Department of Electrical Engineering, Indian Institute of Technology Palakkad, Palakkad, India.
Infocomm Technology Cluster, Singapore Institute of Technology, 10 Dover Drive, Singapore.
J Neural Eng. 2022 Sep 6;19(5). doi: 10.1088/1741-2552/ac8501.
Research on the decoding of brain signals to control external devices is rapidly emerging due to its versatile potential applications, including neuroprosthetic control and neurorehabilitation. Electroencephalogram (EEG)-based non-invasive brain-computer interface (BCI) systems decode brain signals to establish an augmented communication and control pathway between the brain and the computer.
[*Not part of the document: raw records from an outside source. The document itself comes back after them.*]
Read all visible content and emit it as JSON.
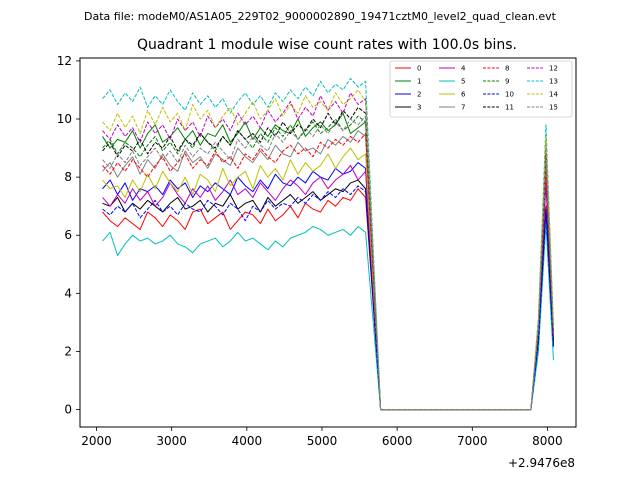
{
  "figure": {
    "suptitle": "Data file: modeM0/AS1A05_229T02_9000002890_19471cztM0_level2_quad_clean.evt"
  },
  "chart_data": {
    "type": "line",
    "title": "Quadrant 1 module wise count rates with 100.0s bins.",
    "xlabel": "",
    "ylabel": "",
    "x_offset_text": "+2.9476e8",
    "xlim": [
      1780,
      8380
    ],
    "ylim": [
      -0.6,
      12.1
    ],
    "x_ticks": [
      2000,
      3000,
      4000,
      5000,
      6000,
      7000,
      8000
    ],
    "y_ticks": [
      0,
      2,
      4,
      6,
      8,
      10,
      12
    ],
    "x_tick_labels": [
      "2000",
      "3000",
      "4000",
      "5000",
      "6000",
      "7000",
      "8000"
    ],
    "y_tick_labels": [
      "0",
      "2",
      "4",
      "6",
      "8",
      "10",
      "12"
    ],
    "grid": false,
    "legend_position": "upper right",
    "x_base": [
      2080,
      2180,
      2280,
      2380,
      2480,
      2580,
      2680,
      2780,
      2880,
      2980,
      3080,
      3180,
      3280,
      3380,
      3480,
      3580,
      3680,
      3780,
      3880,
      3980,
      4080,
      4180,
      4280,
      4380,
      4480,
      4580,
      4680,
      4780,
      4880,
      4980,
      5080,
      5180,
      5280,
      5380,
      5480,
      5580
    ],
    "x_gap": [
      5780,
      5880,
      5980,
      6080,
      6180,
      6280,
      6380,
      6480,
      6580,
      6680,
      6780,
      6880,
      6980,
      7080,
      7180,
      7280,
      7380,
      7480,
      7580,
      7680,
      7780
    ],
    "x_end": [
      7880,
      7980,
      8080
    ],
    "series": [
      {
        "name": "0",
        "color": "#ff0000",
        "dash": "solid",
        "values": [
          6.8,
          6.5,
          6.3,
          6.6,
          6.4,
          6.2,
          6.8,
          6.6,
          6.3,
          6.7,
          6.5,
          6.2,
          6.8,
          6.9,
          6.4,
          6.6,
          6.8,
          6.2,
          6.5,
          6.8,
          6.7,
          6.4,
          6.9,
          6.5,
          6.7,
          7.0,
          6.6,
          7.1,
          6.9,
          6.8,
          7.2,
          7.0,
          7.3,
          7.2,
          7.6,
          7.3
        ],
        "end": [
          2.5,
          7.0,
          2.3
        ]
      },
      {
        "name": "1",
        "color": "#008000",
        "dash": "solid",
        "values": [
          9.4,
          9.0,
          9.3,
          9.2,
          9.6,
          9.0,
          9.5,
          9.8,
          9.2,
          9.4,
          9.7,
          9.3,
          9.6,
          9.1,
          9.5,
          9.4,
          9.8,
          9.2,
          9.5,
          9.9,
          9.3,
          9.7,
          9.4,
          9.8,
          9.6,
          9.5,
          10.0,
          9.4,
          9.7,
          9.9,
          9.6,
          9.8,
          10.2,
          9.5,
          9.7,
          9.9
        ],
        "end": [
          2.8,
          8.5,
          2.6
        ]
      },
      {
        "name": "2",
        "color": "#0000ff",
        "dash": "solid",
        "values": [
          7.6,
          7.9,
          7.4,
          7.8,
          7.2,
          7.6,
          7.5,
          7.7,
          7.4,
          7.9,
          7.6,
          7.8,
          7.3,
          7.7,
          7.5,
          7.8,
          7.6,
          7.4,
          8.0,
          7.7,
          7.5,
          7.9,
          7.6,
          8.1,
          7.8,
          7.7,
          8.0,
          7.8,
          8.2,
          8.0,
          7.9,
          8.3,
          8.1,
          8.2,
          8.5,
          8.3
        ],
        "end": [
          2.6,
          7.8,
          2.4
        ]
      },
      {
        "name": "3",
        "color": "#000000",
        "dash": "solid",
        "values": [
          7.1,
          7.0,
          7.3,
          6.8,
          7.1,
          6.9,
          7.2,
          7.0,
          6.8,
          7.1,
          7.3,
          6.9,
          7.0,
          7.2,
          6.8,
          7.1,
          7.0,
          7.4,
          6.9,
          7.1,
          7.2,
          6.8,
          7.3,
          7.0,
          7.2,
          7.4,
          7.1,
          7.3,
          7.5,
          7.2,
          7.4,
          7.6,
          7.5,
          7.8,
          7.9,
          7.6
        ],
        "end": [
          2.4,
          6.9,
          2.2
        ]
      },
      {
        "name": "4",
        "color": "#bf00bf",
        "dash": "solid",
        "values": [
          7.3,
          7.0,
          7.4,
          7.1,
          7.6,
          7.2,
          7.5,
          7.0,
          7.3,
          7.8,
          7.4,
          7.1,
          7.6,
          7.3,
          7.7,
          7.2,
          7.5,
          7.9,
          7.4,
          7.6,
          7.3,
          7.8,
          7.5,
          7.2,
          7.6,
          7.9,
          7.7,
          7.4,
          7.8,
          8.0,
          7.6,
          7.9,
          8.1,
          8.4,
          7.9,
          8.2
        ],
        "end": [
          2.7,
          8.0,
          2.5
        ]
      },
      {
        "name": "5",
        "color": "#00bfbf",
        "dash": "solid",
        "values": [
          5.8,
          6.1,
          5.3,
          5.7,
          6.0,
          5.8,
          5.9,
          5.7,
          5.8,
          6.0,
          5.7,
          5.6,
          5.4,
          5.7,
          5.8,
          5.9,
          5.6,
          5.8,
          6.1,
          5.8,
          5.9,
          5.7,
          5.5,
          5.8,
          5.6,
          5.9,
          6.0,
          6.1,
          6.3,
          6.2,
          6.0,
          6.1,
          6.2,
          6.0,
          6.3,
          6.1
        ],
        "end": [
          2.0,
          6.4,
          1.7
        ]
      },
      {
        "name": "6",
        "color": "#bfbf00",
        "dash": "solid",
        "values": [
          7.9,
          7.6,
          7.7,
          7.3,
          7.9,
          7.5,
          8.1,
          7.6,
          8.2,
          7.8,
          7.5,
          8.0,
          7.4,
          8.1,
          7.9,
          7.5,
          8.3,
          7.7,
          8.0,
          8.2,
          7.6,
          8.4,
          8.0,
          8.3,
          7.9,
          8.6,
          8.1,
          8.5,
          8.2,
          8.4,
          8.8,
          8.3,
          8.7,
          9.0,
          8.6,
          8.8
        ],
        "end": [
          3.0,
          8.9,
          2.7
        ]
      },
      {
        "name": "7",
        "color": "#808080",
        "dash": "solid",
        "values": [
          8.2,
          8.5,
          8.0,
          8.4,
          8.7,
          8.1,
          8.6,
          8.3,
          8.8,
          8.4,
          8.2,
          8.9,
          8.5,
          8.7,
          8.3,
          8.8,
          8.6,
          8.4,
          9.0,
          8.7,
          8.5,
          8.9,
          8.6,
          9.1,
          8.8,
          8.7,
          9.2,
          8.9,
          9.0,
          8.8,
          9.3,
          9.1,
          9.4,
          9.2,
          9.6,
          9.4
        ],
        "end": [
          2.9,
          8.7,
          2.6
        ]
      },
      {
        "name": "8",
        "color": "#ff0000",
        "dash": "dashed",
        "values": [
          8.4,
          8.1,
          8.5,
          8.2,
          8.6,
          8.3,
          8.0,
          8.4,
          8.7,
          8.2,
          8.5,
          8.8,
          8.3,
          8.6,
          8.4,
          8.9,
          8.5,
          8.7,
          8.3,
          8.8,
          8.6,
          9.0,
          8.7,
          8.5,
          8.9,
          9.1,
          8.8,
          9.0,
          8.7,
          9.2,
          9.0,
          9.3,
          9.1,
          9.4,
          9.2,
          9.5
        ],
        "end": [
          2.7,
          8.2,
          2.5
        ]
      },
      {
        "name": "9",
        "color": "#008000",
        "dash": "dashed",
        "values": [
          9.0,
          9.3,
          8.8,
          9.2,
          9.0,
          8.7,
          9.1,
          9.4,
          8.9,
          9.2,
          8.8,
          9.3,
          9.0,
          9.5,
          9.2,
          8.9,
          9.4,
          9.1,
          9.6,
          9.3,
          9.0,
          9.5,
          9.2,
          9.7,
          9.4,
          9.8,
          9.3,
          9.6,
          9.9,
          9.5,
          9.7,
          10.0,
          9.6,
          9.8,
          10.1,
          9.9
        ],
        "end": [
          2.8,
          8.6,
          2.6
        ]
      },
      {
        "name": "10",
        "color": "#0000ff",
        "dash": "dashed",
        "values": [
          6.9,
          6.7,
          7.0,
          6.8,
          7.1,
          6.6,
          6.9,
          7.2,
          6.8,
          7.0,
          6.7,
          7.1,
          6.9,
          6.8,
          7.2,
          7.0,
          6.7,
          7.1,
          6.9,
          6.5,
          7.0,
          6.8,
          7.2,
          6.9,
          7.1,
          7.0,
          7.3,
          7.1,
          7.4,
          7.2,
          7.5,
          7.3,
          7.6,
          7.4,
          7.7,
          7.5
        ],
        "end": [
          2.3,
          6.8,
          2.1
        ]
      },
      {
        "name": "11",
        "color": "#000000",
        "dash": "dashed",
        "values": [
          8.9,
          9.2,
          8.7,
          9.1,
          8.9,
          9.3,
          8.8,
          9.2,
          9.0,
          9.4,
          8.9,
          9.3,
          9.1,
          9.5,
          9.2,
          9.0,
          9.4,
          9.1,
          9.6,
          9.3,
          9.5,
          9.2,
          9.7,
          9.4,
          9.9,
          9.5,
          9.8,
          9.6,
          10.0,
          9.7,
          10.2,
          9.8,
          10.3,
          10.0,
          10.4,
          10.2
        ],
        "end": [
          2.9,
          8.8,
          2.7
        ]
      },
      {
        "name": "12",
        "color": "#bf00bf",
        "dash": "dashed",
        "values": [
          9.6,
          9.3,
          9.8,
          9.4,
          9.7,
          9.2,
          9.9,
          9.5,
          9.8,
          9.3,
          10.0,
          9.6,
          9.9,
          9.4,
          10.1,
          9.7,
          10.0,
          9.6,
          10.2,
          9.8,
          10.1,
          9.7,
          10.3,
          9.9,
          10.2,
          10.6,
          10.0,
          10.4,
          10.1,
          10.8,
          10.3,
          10.6,
          10.2,
          10.9,
          10.5,
          10.7
        ],
        "end": [
          3.0,
          9.2,
          2.8
        ]
      },
      {
        "name": "13",
        "color": "#00bfbf",
        "dash": "dashed",
        "values": [
          10.7,
          11.0,
          10.5,
          10.9,
          10.6,
          11.1,
          10.4,
          10.8,
          10.5,
          11.0,
          10.6,
          10.3,
          10.9,
          10.5,
          10.8,
          10.4,
          10.7,
          10.2,
          10.6,
          10.9,
          10.5,
          10.8,
          10.4,
          10.9,
          10.6,
          11.0,
          10.7,
          11.1,
          10.8,
          11.3,
          10.9,
          11.2,
          11.0,
          11.4,
          11.1,
          11.3
        ],
        "end": [
          3.2,
          9.8,
          2.9
        ]
      },
      {
        "name": "14",
        "color": "#bfbf00",
        "dash": "dashed",
        "values": [
          9.9,
          9.6,
          10.2,
          9.7,
          10.1,
          9.5,
          10.3,
          9.8,
          10.4,
          9.9,
          10.2,
          9.6,
          10.5,
          10.0,
          10.3,
          9.7,
          10.1,
          10.4,
          9.8,
          10.2,
          10.6,
          10.0,
          10.3,
          10.7,
          10.1,
          10.5,
          10.2,
          10.8,
          10.4,
          10.6,
          10.3,
          10.9,
          10.5,
          10.7,
          11.0,
          10.6
        ],
        "end": [
          3.1,
          9.4,
          2.8
        ]
      },
      {
        "name": "15",
        "color": "#808080",
        "dash": "dashed",
        "values": [
          8.6,
          8.3,
          8.8,
          8.5,
          8.9,
          8.4,
          8.7,
          9.0,
          8.6,
          8.9,
          8.5,
          9.1,
          8.7,
          9.0,
          8.8,
          9.2,
          8.9,
          8.6,
          9.3,
          9.0,
          9.4,
          9.1,
          8.9,
          9.5,
          9.2,
          9.6,
          9.3,
          9.7,
          9.4,
          9.8,
          9.5,
          9.9,
          9.6,
          10.0,
          9.8,
          10.1
        ],
        "end": [
          2.8,
          8.6,
          2.6
        ]
      }
    ]
  }
}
The development of an efficient BCI system requires accurate decoding of neural activity underlying the user's intentions. This study investigates the directional tuning of EEG characteristics from the posterior parietal region, associated with bidirectional hand movement imagination or motor imagery (MI) in left and right directions.. The imagined movement directions of the chosen hand were decoded using a combination of envelope and phase features derived from parietal EEGs of both hemispheres. The proposed algorithm uses wavelets for spectral decomposition, and discriminative subject-specific subband levels are identified based on Fisher analysis of envelope and phase features. The selected features from the discriminative subband levels are used to classify left and right MI directions of the hand using a support vector machine classifier. Furthermore, the performance of the proposed algorithm is evaluated by incorporating a maximum-variance-based EEG time bin selection algorithm.With the time bin selection approach using subject-specific features, the proposed algorithm yielded an average left vs right MI direction decoding accuracy of 73.33% across 15 healthy subjects. In addition, the decoding accuracy offered by the phase features was higher than that of the envelope features, indicating the importance of phase features in MI kinematics decoding.The results reveal the significance of the parietal EEG in decoding of imagined kinematics and open new possibilities for future BCI research.
由于其广泛的潜在应用,包括神经假肢控制和神经康复,对控制外部设备的脑信号解码的研究正在迅速出现。基于脑电图(EEG)的非侵入性脑机接口(BCI)系统对脑信号进行解码,在大脑和计算机之间建立增强的通信和控制途径。高效 BCI 系统的开发需要准确解码用户意图背后的神经活动。本研究调查了与左右方向双向手部运动想象或运动想象(MI)相关的后顶叶区域的 EEG 特征的定向调谐。使用从两个半球的顶叶 EEG 得出的包络和相位特征的组合来解码所选手的想象运动方向。所提出的算法使用小波进行光谱分解,并根据包络和相位特征的 Fisher 分析来识别基于个体的有区别的子带级别。使用支持向量机分类器,从判别子带级别选择的特征来分类手的左右 MI 方向。此外,通过纳入基于最大方差的 EEG 时间-bin 选择算法来评估所提出算法的性能。使用基于个体特征的时间-bin 选择方法,该算法在 15 名健康受试者中产生了平均为 73.33%的左与右 MI 方向解码准确性。此外,相位特征的解码准确性高于包络特征,表明相位特征在 MI 运动学解码中的重要性。结果揭示了顶叶 EEG 在想象运动学解码中的重要性,并为未来的 BCI 研究开辟了新的可能性。